Week 5

12/01/26

In our fifth week we began working on our web scrapers, which collect data from used car listings and automatically fill out the user form. First, we considered which two websites we wanted to support, with one being a Spanish website and one being a European or worldwide website. This was so that if a user is looking to import cars that are not in Spain, they can still check how much the insurance would cost. Since our dataset comes from Spanish insurance information, we felt it made sense to scrape a website based in Spain. We tried to see if we could scrape Spain’s biggest car sales websites, but none of them allowed web scraping. We also checked whether they provided APIs, but none were available. The only large marketplace we could reliably get data from was eBay through their Buy API, which is actually quite useful because it allows us to search for cars worldwide. This means that if someone was considering importing a car into Spain and looking at vehicles outside the country, they would still be able to do that. The only issue was that there were not many listings located in Spain, and not all of them were structured consistently.

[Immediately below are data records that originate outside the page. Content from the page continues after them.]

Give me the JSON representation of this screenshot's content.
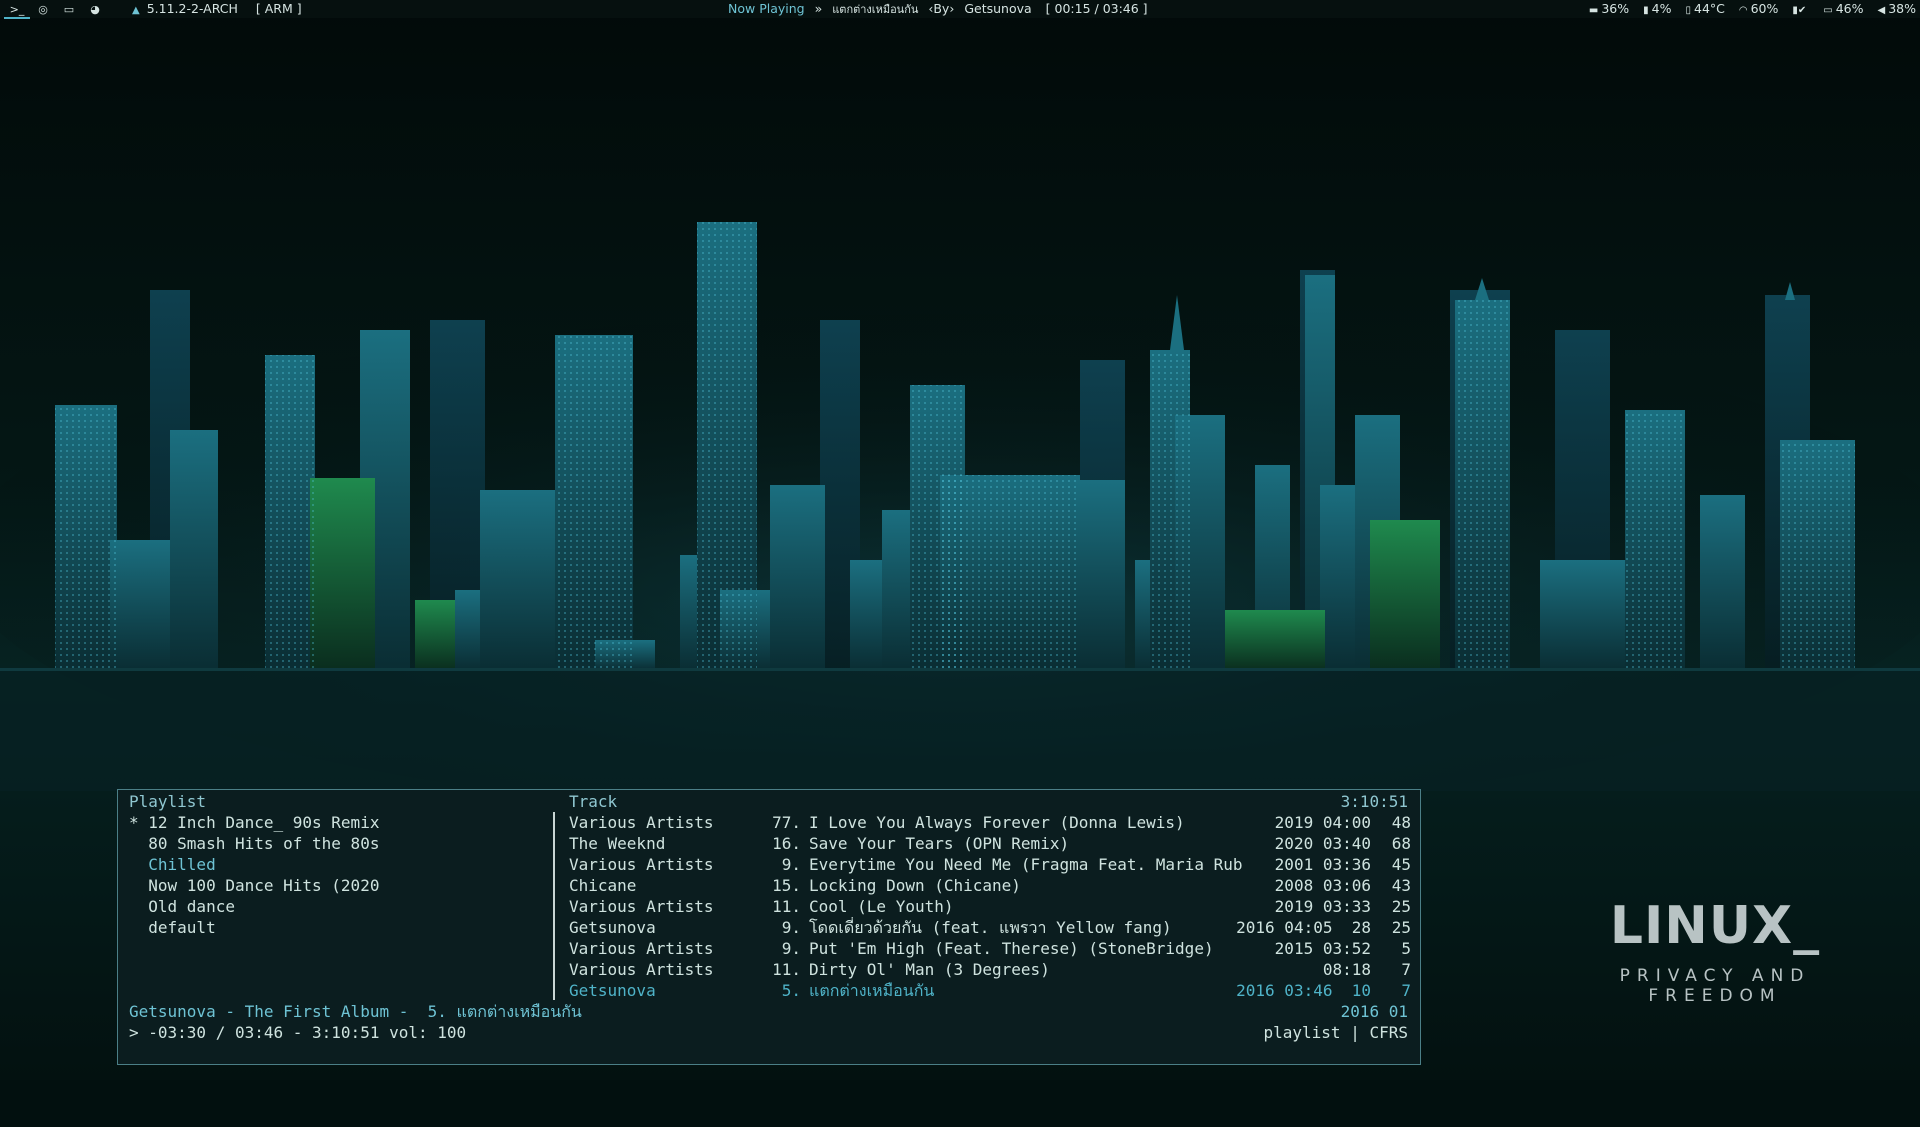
{
  "topbar": {
    "workspaces": [
      "terminal-icon",
      "globe-icon",
      "folder-icon",
      "palette-icon"
    ],
    "kernel": "5.11.2-2-ARCH",
    "arch": "[ ARM ]",
    "now_playing_label": "Now Playing",
    "song": "แตกต่างเหมือนกัน",
    "by_label": "By",
    "artist": "Getsunova",
    "time": "[ 00:15  /  03:46 ]",
    "stats": {
      "mem": "36%",
      "disk": "4%",
      "temp": "44°C",
      "wifi": "60%",
      "battery": "46%",
      "volume": "38%"
    }
  },
  "logo": {
    "title": "LINUX_",
    "subtitle": "PRIVACY AND FREEDOM"
  },
  "cmus": {
    "playlist_header": "Playlist",
    "track_header": "Track",
    "total_time": "3:10:51",
    "playlists": [
      "* 12 Inch Dance_ 90s Remix",
      "  80 Smash Hits of the 80s",
      "  Chilled",
      "  Now 100 Dance Hits (2020",
      "  Old dance",
      "  default"
    ],
    "tracks": [
      {
        "artist": "Various Artists",
        "num": "77.",
        "title": "I Love You Always Forever (Donna Lewis)",
        "date": "2019 04:00",
        "rate": "48"
      },
      {
        "artist": "The Weeknd",
        "num": "16.",
        "title": "Save Your Tears (OPN Remix)",
        "date": "2020 03:40",
        "rate": "68"
      },
      {
        "artist": "Various Artists",
        "num": "9.",
        "title": "Everytime You Need Me (Fragma Feat. Maria Rub",
        "date": "2001 03:36",
        "rate": "45"
      },
      {
        "artist": "Chicane",
        "num": "15.",
        "title": "Locking Down (Chicane)",
        "date": "2008 03:06",
        "rate": "43"
      },
      {
        "artist": "Various Artists",
        "num": "11.",
        "title": "Cool (Le Youth)",
        "date": "2019 03:33",
        "rate": "25"
      },
      {
        "artist": "Getsunova",
        "num": "9.",
        "title": "โดดเดี่ยวด้วยกัน (feat. แพรวา Yellow fang)",
        "date": "2016 04:05  28",
        "rate": "25"
      },
      {
        "artist": "Various Artists",
        "num": "9.",
        "title": "Put 'Em High (Feat. Therese) (StoneBridge)",
        "date": "2015 03:52",
        "rate": "5"
      },
      {
        "artist": "Various Artists",
        "num": "11.",
        "title": "Dirty Ol' Man (3 Degrees)",
        "date": "08:18",
        "rate": "7"
      },
      {
        "artist": "Getsunova",
        "num": "5.",
        "title": "แตกต่างเหมือนกัน",
        "date": "2016 03:46  10",
        "rate": "7"
      }
    ],
    "status_line": "Getsunova - The First Album -  5. แตกต่างเหมือนกัน",
    "status_right": "2016 01",
    "progress_line": "> -03:30 / 03:46 - 3:10:51 vol: 100",
    "mode_line": "playlist | CFRS"
  }
}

So we decided to look at alternatives such as dealerships in Spain for more detailed information. We came across caroutlets.es, which is a medium-sized dealership based in Spain that does not restrict scraping their website, as long as personal information is not collected. This was ideal because it contained the vehicle information we needed. We also made sure to be respectful by not overloading their servers and keeping the scraping activity as minimal as possible.

These two sources provided good baseline examples to demonstrate that with a quick quote you can support both dealerships and marketplaces, while also showing that the system can be expanded further in the future.

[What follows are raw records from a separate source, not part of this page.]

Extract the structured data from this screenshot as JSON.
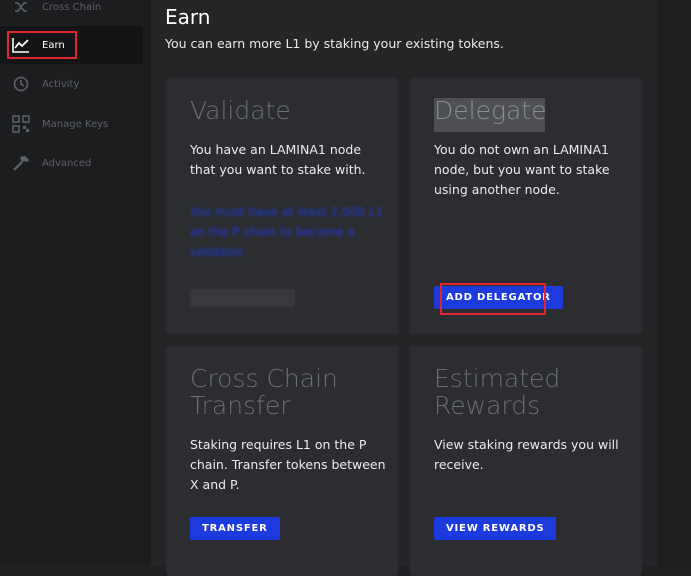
{
  "sidebar": {
    "items": [
      {
        "label": "Cross Chain",
        "icon": "shuffle-icon"
      },
      {
        "label": "Earn",
        "icon": "chart-line-icon",
        "active": true
      },
      {
        "label": "Activity",
        "icon": "history-icon"
      },
      {
        "label": "Manage Keys",
        "icon": "qr-code-icon"
      },
      {
        "label": "Advanced",
        "icon": "hammer-icon"
      }
    ]
  },
  "header": {
    "title": "Earn",
    "subtitle": "You can earn more L1 by staking your existing tokens."
  },
  "cards": {
    "validate": {
      "title": "Validate",
      "description": "You have an LAMINA1 node that you want to stake with.",
      "warning": "You must have at least 2,000 L1 on the P chain to become a validator."
    },
    "delegate": {
      "title": "Delegate",
      "description": "You do not own an LAMINA1 node, but you want to stake using another node.",
      "button": "ADD DELEGATOR"
    },
    "transfer": {
      "title_line1": "Cross Chain",
      "title_line2": "Transfer",
      "description": "Staking requires L1 on the P chain. Transfer tokens between X and P.",
      "button": "TRANSFER"
    },
    "rewards": {
      "title_line1": "Estimated",
      "title_line2": "Rewards",
      "description": "View staking rewards you will receive.",
      "button": "VIEW REWARDS"
    }
  },
  "colors": {
    "accent": "#1d3bdc",
    "highlight": "#e0262d",
    "card": "#2c2d30"
  }
}
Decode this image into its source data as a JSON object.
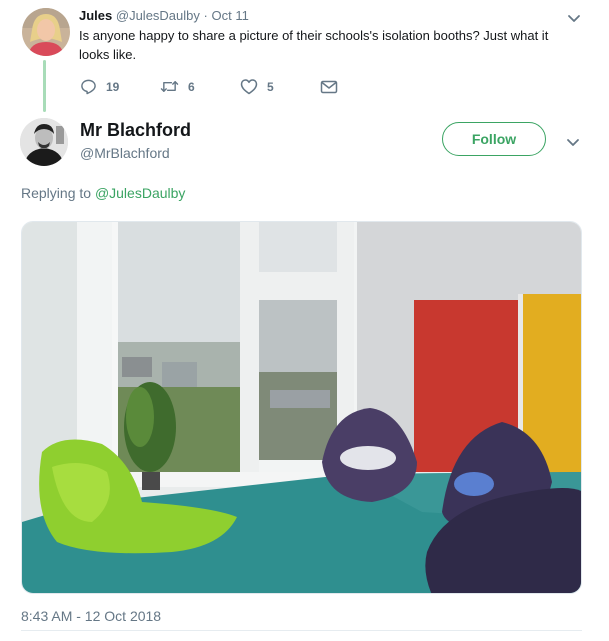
{
  "parent_tweet": {
    "name": "Jules",
    "handle": "@JulesDaulby",
    "separator": "·",
    "date": "Oct 11",
    "text": "Is anyone happy to share a picture of their schools's isolation booths? Just what it looks like.",
    "actions": [
      {
        "icon": "reply-icon",
        "count": "19"
      },
      {
        "icon": "retweet-icon",
        "count": "6"
      },
      {
        "icon": "heart-icon",
        "count": "5"
      },
      {
        "icon": "message-icon",
        "count": ""
      }
    ]
  },
  "main_tweet": {
    "name": "Mr Blachford",
    "handle": "@MrBlachford",
    "follow_label": "Follow",
    "replying_prefix": "Replying to",
    "replying_handle": "@JulesDaulby",
    "image_icon": "photo-isolation-room",
    "timestamp": "8:43 AM - 12 Oct 2018"
  },
  "colors": {
    "accent": "#3ba463",
    "muted": "#657786",
    "text": "#14171a"
  }
}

We made this first web scraper for the website caroutlet.es.

The main scraping logic starts by sending a simple GET with a chrome user agent header to avoid being blocked as a bot, then it looks for the specific icons in each listing that display the information of each of the key features needed to fill out our user form (fuel type, registration date, doors). After extracting the informations from the icons, it moves on to the technical specifications section of the listing to extract any necessary features that were not included with the icons e.g. length and weight. The scraper also uses regex to parse complex strings and ensure we only get the necessary information, for example length strings go from “3595 mm141.54 in” -> “3595” which we can then divide to get our length in metres.